Please compare row 173:
row173_before.zip (1.3 KB)
row173_saved.zip (734 Bytes)
As the style of the column “JU” is 17, please do not create “JU173” cell object through Cells.get() method, then we can reduce “<c r="JU173" s="17"/>” node.

If you want to minimize, we can export cell names only when need as the following :

  Workbook workbook = new Workbook(dir + "LessFormat_1392.xlsx");
OoxmlSaveOptions saveOptions = new OoxmlSaveOptions(SaveFormat.Xlsx);
  saveOptions.ExportCellName = false;
  workbook.Save(dir + "dest.xlsx", saveOptions);

First off, thanks again, and your support has been excellent!! I would recommend you and this product to anyone!!. Using export_cell_name helped along with save options, I should isolate each change to understand individual impact.

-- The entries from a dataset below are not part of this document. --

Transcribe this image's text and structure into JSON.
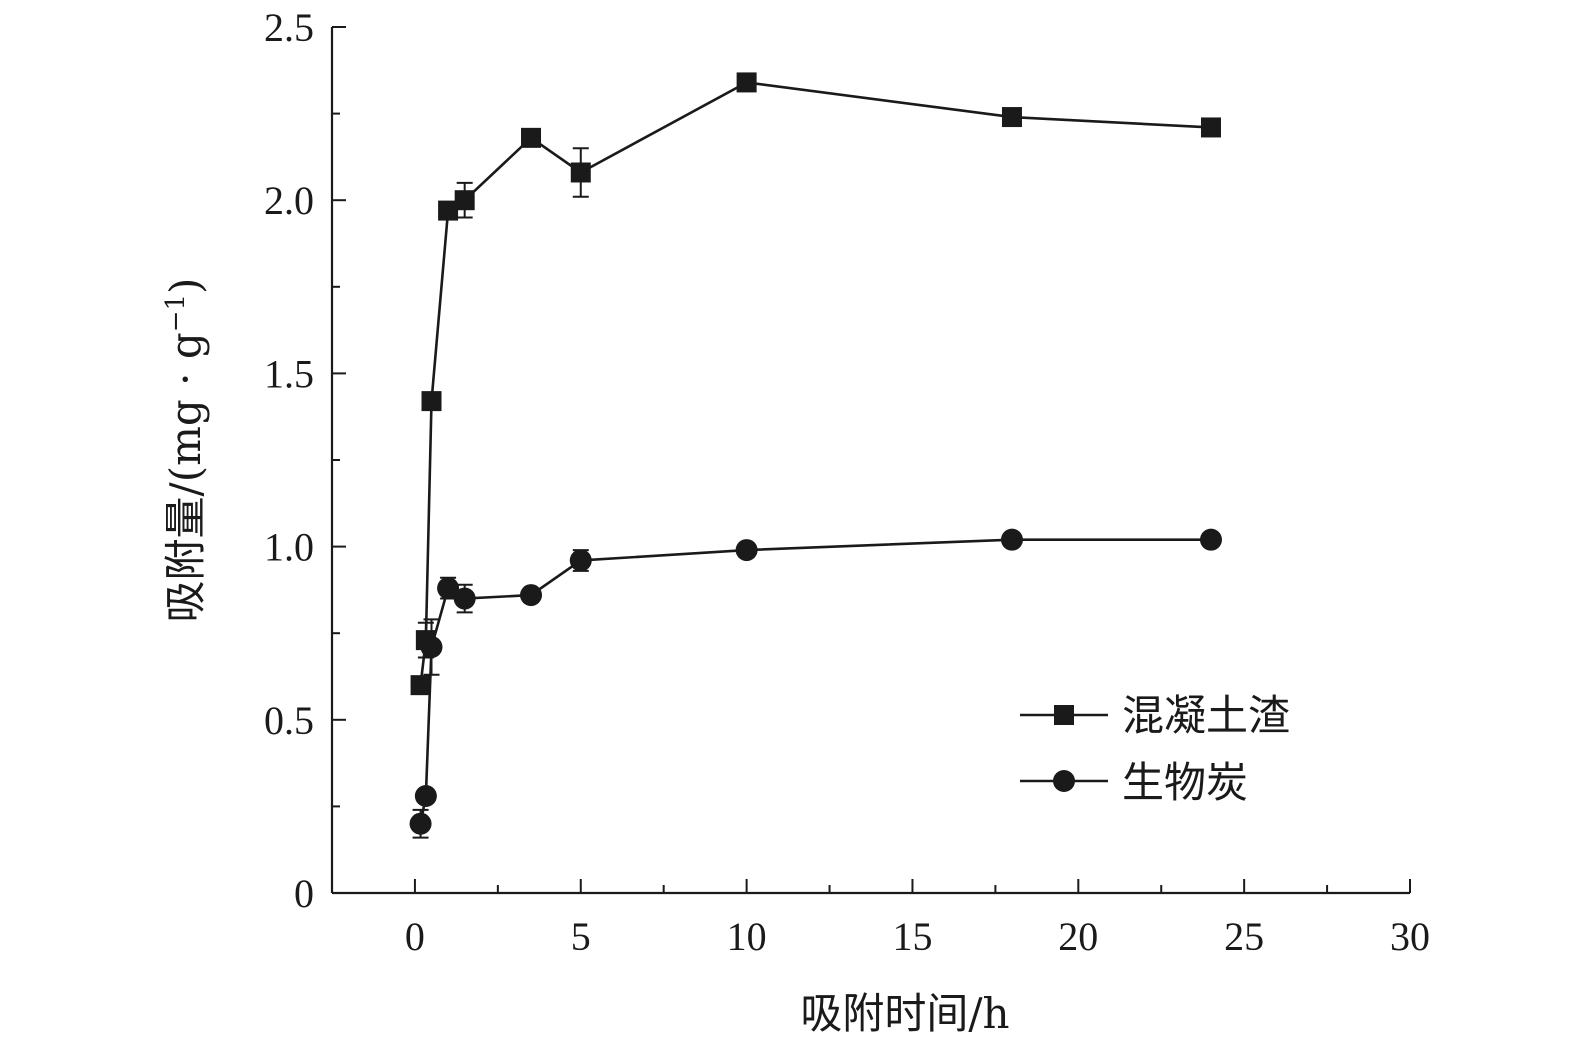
{
  "chart_data": {
    "type": "line",
    "xlabel": "吸附时间/h",
    "ylabel": "吸附量/(mg · g",
    "ylabel_sup": "−1",
    "ylabel_close": ")",
    "xlim": [
      -2.5,
      30
    ],
    "ylim": [
      0,
      2.5
    ],
    "x_ticks": [
      0,
      5,
      10,
      15,
      20,
      25,
      30
    ],
    "x_tick_labels": [
      "0",
      "5",
      "10",
      "15",
      "20",
      "25",
      "30"
    ],
    "x_minor_ticks": [
      2.5,
      7.5,
      12.5,
      17.5,
      22.5,
      27.5
    ],
    "y_ticks": [
      0,
      0.5,
      1.0,
      1.5,
      2.0,
      2.5
    ],
    "y_tick_labels": [
      "0",
      "0.5",
      "1.0",
      "1.5",
      "2.0",
      "2.5"
    ],
    "y_minor_ticks": [
      0.25,
      0.75,
      1.25,
      1.75,
      2.25
    ],
    "grid": false,
    "legend_position": "bottom-right",
    "series": [
      {
        "name": "混凝土渣",
        "marker": "square",
        "color": "#1a1a1a",
        "x": [
          0.17,
          0.33,
          0.5,
          1.0,
          1.5,
          3.5,
          5.0,
          10.0,
          18.0,
          24.0
        ],
        "y": [
          0.6,
          0.73,
          1.42,
          1.97,
          2.0,
          2.18,
          2.08,
          2.34,
          2.24,
          2.21
        ],
        "err": [
          0,
          0.05,
          0,
          0,
          0.05,
          0,
          0.07,
          0,
          0,
          0
        ]
      },
      {
        "name": "生物炭",
        "marker": "circle",
        "color": "#1a1a1a",
        "x": [
          0.17,
          0.33,
          0.5,
          1.0,
          1.5,
          3.5,
          5.0,
          10.0,
          18.0,
          24.0
        ],
        "y": [
          0.2,
          0.28,
          0.71,
          0.88,
          0.85,
          0.86,
          0.96,
          0.99,
          1.02,
          1.02
        ],
        "err": [
          0.04,
          0,
          0.08,
          0.03,
          0.04,
          0,
          0.03,
          0,
          0,
          0
        ]
      }
    ]
  }
}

And your comment above with the null values probably had the largest impact. cell_value is my local python variable that would be used to fill (create) the cell always, but with the “if check” it does not. With the huge amount of blanks, I believe that contributed to great reduction in size.

I also played around with saving as xlsb… and that really seems to squeeze it the most, but folks may not want that for other reasons) but I could give a choice :grinning:

@SteveOlson,

Thanks for the thoughtful feedback and details. We really appreciate it. We are glad to hear that the changes, especially around handling null values and using export_cell_name, made a noticeable impact. It’s good you’re isolating each tweak to measure its effect by yourselves which is a smart approach especially with large datasets. Also, interesting insight on saving as .xlsb, it definitely has compression or other benefits.

Have a good day!

@SteveOlson
Our new version 25.8 now supports inheritance from interfaces. Please download it.

Wow, thank you! I will do that. I might not have time to drill in right away but I will report back any findings once I am able.

@SteveOlson,

You are welcome. Whenever you find the time, please take a moment to evaluate the feature using the new version. We hope it will meet your needs.